Die ursprüngliche Eisenerzmine von Iron Knob
Zeitgleich wurde unmittelbar daneben eine Werft für Kriegsschiffe eröffnet, die einen Grossteil des Stahls verarbeitete. Die Werft ist seit langem wieder geschlossen, aber die Stahlproduktion und -verarbeitung läuft unter dem Namen OneSteel bis heute, resp. wurde kürzlich sogar modernisiert. OneSteel beschäftigt 3'000 Mitarbeiter und verarbeitet 1.8 Mio Tonnen Eisenerz im Jahr.

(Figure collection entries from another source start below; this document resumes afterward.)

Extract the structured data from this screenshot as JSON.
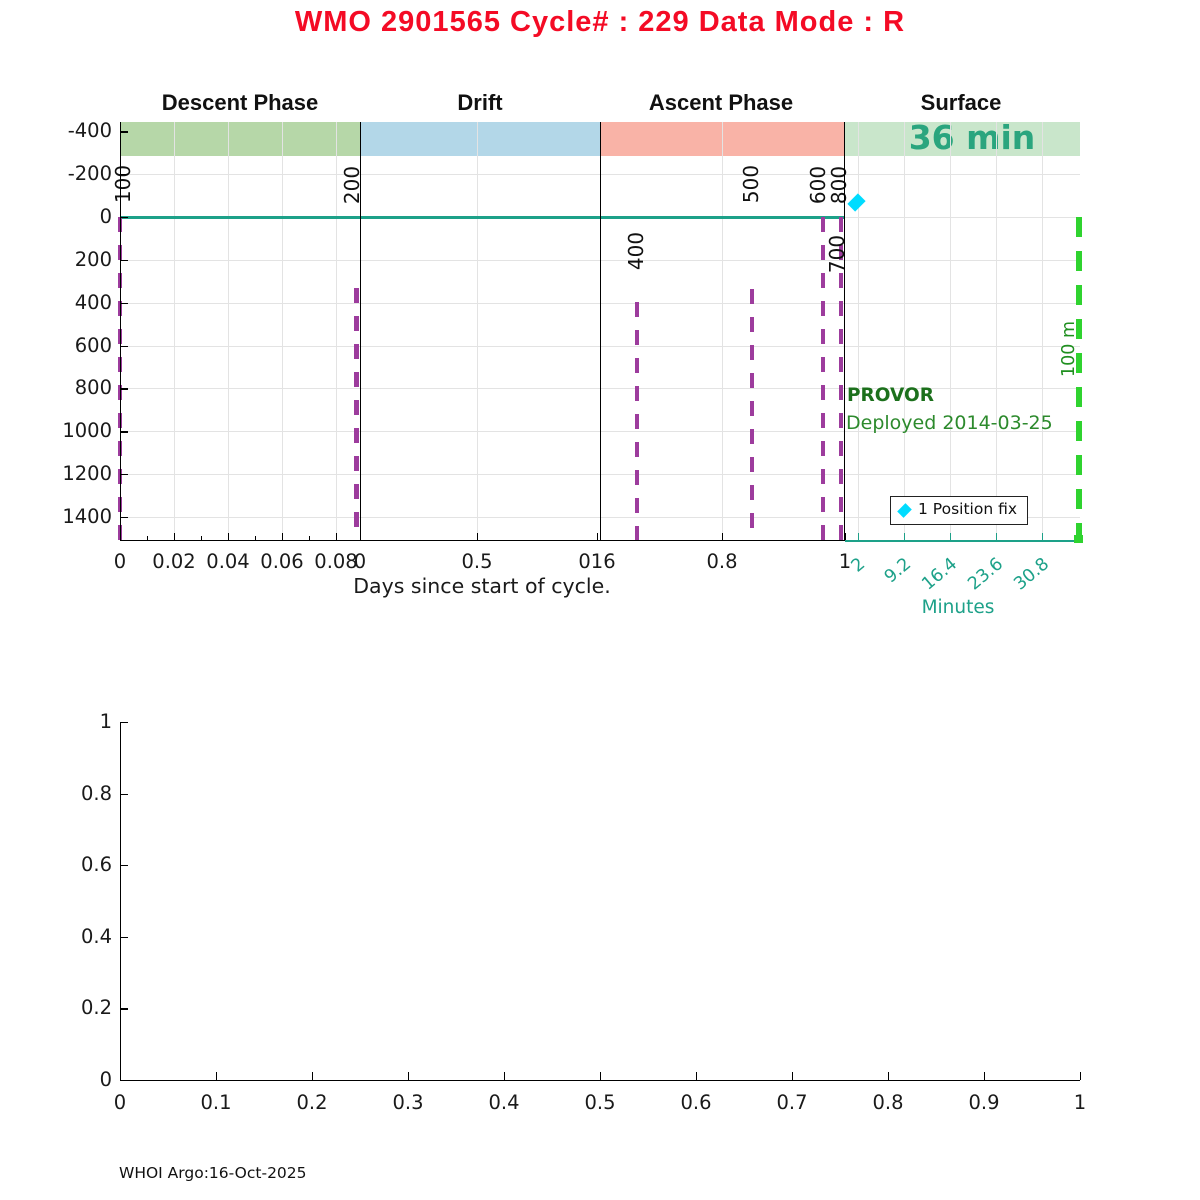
{
  "page": {
    "title": "WMO 2901565   Cycle# : 229   Data Mode : R",
    "footer": "WHOI Argo:16-Oct-2025"
  },
  "colors": {
    "title_red": "#f40b25",
    "teal": "#1da189",
    "purple": "#9d3c9d",
    "band_descent": "#b6d7a8",
    "band_drift": "#b3d7e8",
    "band_ascent": "#f9b3a7",
    "band_surface": "#c9e6cb",
    "surface_text": "#2aa57e",
    "lime_green": "#2fd32f",
    "ref_label_green": "#1f8f1f",
    "dark_green": "#1c701c",
    "mid_green": "#2d8a2d",
    "cyan": "#00dcff",
    "grid": "#e3e3e3",
    "axis": "#000000"
  },
  "chart_data": [
    {
      "type": "line",
      "title": "WMO 2901565   Cycle# : 229   Data Mode : R",
      "xlabel": "Days since start of cycle.",
      "minutes_axis_label": "Minutes",
      "ylim": [
        -450,
        1500
      ],
      "y_axis_inverted": true,
      "grid": true,
      "yticks": [
        "-400",
        "-200",
        "0",
        "200",
        "400",
        "600",
        "800",
        "1000",
        "1200",
        "1400"
      ],
      "phases": [
        {
          "label": "Descent Phase",
          "xticks": [
            "0",
            "0.02",
            "0.04",
            "0.06",
            "0.08"
          ]
        },
        {
          "label": "Drift",
          "xticks": [
            "0",
            "0.5"
          ]
        },
        {
          "label": "Ascent Phase",
          "xticks": [
            "016",
            "0.8",
            "1"
          ]
        },
        {
          "label": "Surface",
          "badge": "36 min",
          "xticks": [
            "2",
            "9.2",
            "16.4",
            "23.6",
            "30.8"
          ]
        }
      ],
      "events": [
        {
          "code": "100",
          "phase": "descent",
          "x_days": 0,
          "line_from_depth": 0
        },
        {
          "code": "200",
          "phase": "drift",
          "x_days": 0,
          "line_from_depth": 340
        },
        {
          "code": "400",
          "phase": "ascent",
          "x_days": 0.66,
          "line_from_depth": 400
        },
        {
          "code": "500",
          "phase": "ascent",
          "x_days": 0.85,
          "line_from_depth": 340
        },
        {
          "code": "600",
          "phase": "ascent",
          "x_days": 0.96,
          "line_from_depth": 0
        },
        {
          "code": "700",
          "phase": "ascent",
          "x_days": 0.99,
          "line_from_depth": 0
        },
        {
          "code": "800",
          "phase": "ascent",
          "x_days": 0.99,
          "line_from_depth": 0
        }
      ],
      "surface_duration": "36 min",
      "reference_line_label": "100 m",
      "position_fix": {
        "count": 1,
        "minutes": 2
      },
      "annotations": {
        "float_type": "PROVOR",
        "deployed": "Deployed 2014-03-25"
      },
      "legend": {
        "marker": "diamond",
        "label": "1 Position fix",
        "position": "lower right"
      }
    },
    {
      "type": "empty-axes",
      "xticks": [
        "0",
        "0.1",
        "0.2",
        "0.3",
        "0.4",
        "0.5",
        "0.6",
        "0.7",
        "0.8",
        "0.9",
        "1"
      ],
      "yticks": [
        "0",
        "0.2",
        "0.4",
        "0.6",
        "0.8",
        "1"
      ],
      "xlim": [
        0,
        1
      ],
      "ylim": [
        0,
        1
      ]
    }
  ]
}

Hafen von Whyalla. Im Hintergrund das Werk von OneSteel.
Im Hafen von Whyalla wird neben dem produzierten Stahl auch rohes Eisenerz verladen, zumeist nach China (5.1 Mio Tonnen pro Jahr! Wieso das rentiert, resp. warum nicht gleich Stahl exportiert wird, konnte mir niemand erklären). Dann gibt es auch noch etwas Tourismus.
So wie Leigh Creek nur existiert, weil seine Braunkohlenmine rentiert, wäre Whyalla nur noch eine Geisterstadt, wenn OneSteel die Tore schliessen würde. Whyalla ist mit ca. 15'000 Einwohnern die zweitgrösste Stadt von South Australia (der grössten war der vorangehende Eintrag gewidmet).
OneSteel bietet Führungen an, die einen ins Herz der riesigen Anlage (mehrere Quadratkilometer gross) bringen und einen eindrücklich Einblick erlauben. Ich versuche mich kurz zu halten.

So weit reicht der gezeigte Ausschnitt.